Of course, this is not even a problem for the developers -- this is something that only the players should worry about. Imagine that the board game comes from an extremely popular online game where 24/7 grinding + unlimited potion is required to get a rank up high, and the actual usage is uneven ("the alternative hypothesis"), knowing the correct distribution would save you several minutes from going back to the shop, hence giving you an edge over other players ---

Luckily the game I mentioned, is not competitive at all.

Exponential effort resulting in linear growth

Systems requiring exponential effort for linear growth is a canonical choice. It appears in most RPG (as well as idle games), based on the fact that exponential growth overwhelms any polynomial growth from whatever percentage bonus. The implementation is usually simple too. EXP bar that grows exponentially, item prices that grow exponentially, time requirements that grow exponentially...
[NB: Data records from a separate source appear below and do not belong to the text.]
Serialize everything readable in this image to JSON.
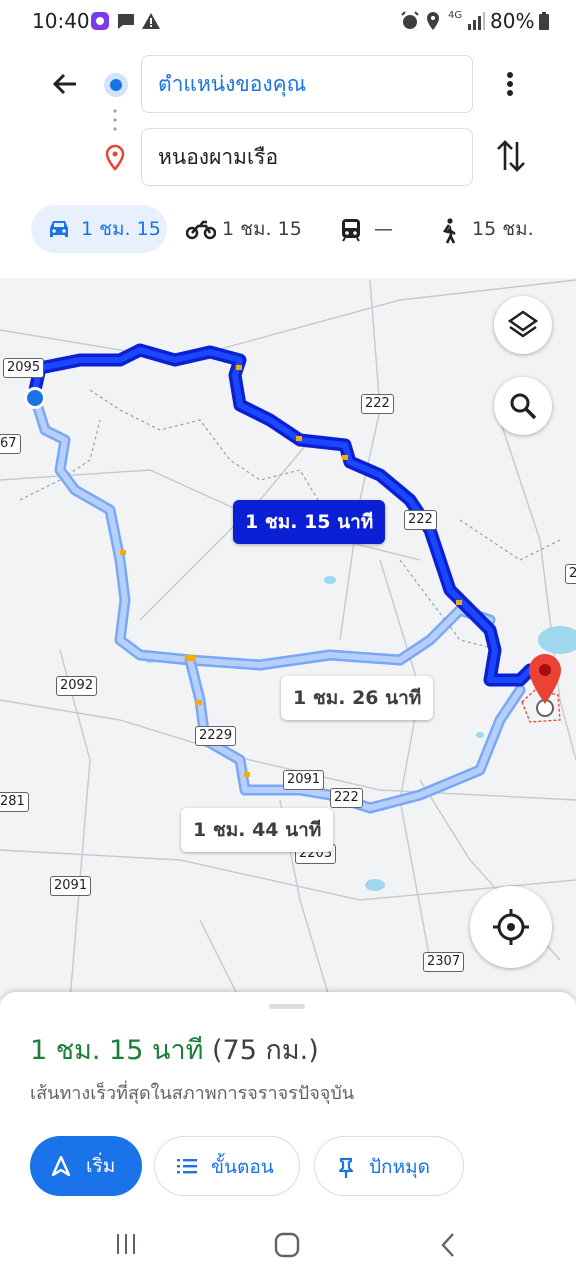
{
  "status": {
    "time": "10:40",
    "network": "4G",
    "battery": "80%"
  },
  "search": {
    "origin": "ตำแหน่งของคุณ",
    "destination": "หนองผามเรือ"
  },
  "modes": [
    {
      "icon": "car-icon",
      "label": "1 ชม. 15"
    },
    {
      "icon": "motorcycle-icon",
      "label": "1 ชม. 15"
    },
    {
      "icon": "transit-icon",
      "label": "—"
    },
    {
      "icon": "walk-icon",
      "label": "15 ชม."
    }
  ],
  "map": {
    "road_labels": [
      "2095",
      "67",
      "222",
      "222",
      "2",
      "2092",
      "2229",
      "2091",
      "222",
      "281",
      "2091",
      "2307",
      "2203"
    ],
    "routes": [
      {
        "label": "1 ชม. 15 นาที",
        "selected": true
      },
      {
        "label": "1 ชม. 26 นาที",
        "selected": false
      },
      {
        "label": "1 ชม. 44 นาที",
        "selected": false
      }
    ]
  },
  "summary": {
    "time": "1 ชม. 15 นาที",
    "distance": "(75 กม.)",
    "note": "เส้นทางเร็วที่สุดในสภาพการจราจรปัจจุบัน"
  },
  "actions": {
    "start": "เริ่ม",
    "steps": "ขั้นตอน",
    "pin": "ปักหมุด"
  },
  "colors": {
    "accent": "#1a73e8",
    "route_selected": "#0b1fd4",
    "route_alt": "#a8c7fa",
    "eta_green": "#188038",
    "pin_red": "#ea4335"
  }
}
But are there more implicit implementation of this trick? Some may suggest an item forging system so that when you forge A into B, A gains a fraction of the power of B -- you can still see the exponential nature behind: you need $2^N$ items to boost the item $N$ times (proportionally, and if we ignore the higher terms).

But recently there is a game that allows unlimited forging on the same item: on the Nth forge, 1/(N+r)k fraction of the power is merged into the item, where r and k are constants.

The developer is using harmonic series smartly here, with the fact that harmonic series is asymptotic to the log function. Let us do the mathematics here:

Suppose we have $2^N-r$ identical items of power 1. By forging everything into the same item, the new power is given by:

$1 + \sum _{i=r}^{2^N}\frac{1}{ik} \approx 1 + k^{-1}(N\ln 2 - \ln r)$

And if we have $2^N$ items and we forge it in the usual `exponential way' we get

$(1+\frac{1}{rk})^N  \leq 1 + \frac{5}{4}\frac{N}{rk}$

we use the constant 5/4 as for a generous upper bound.

Exponential effort is clearly necessary for linear growth. It prevents players from forging items using the usual `exponential way' as well. This is clear by checking the following equation

$N \ln 2 - \ln r - \frac{5}{4}\frac{N}{r} \geq 0$

to be feasible for most reasonable $r, N$, like $(N,r) = (5,3)$.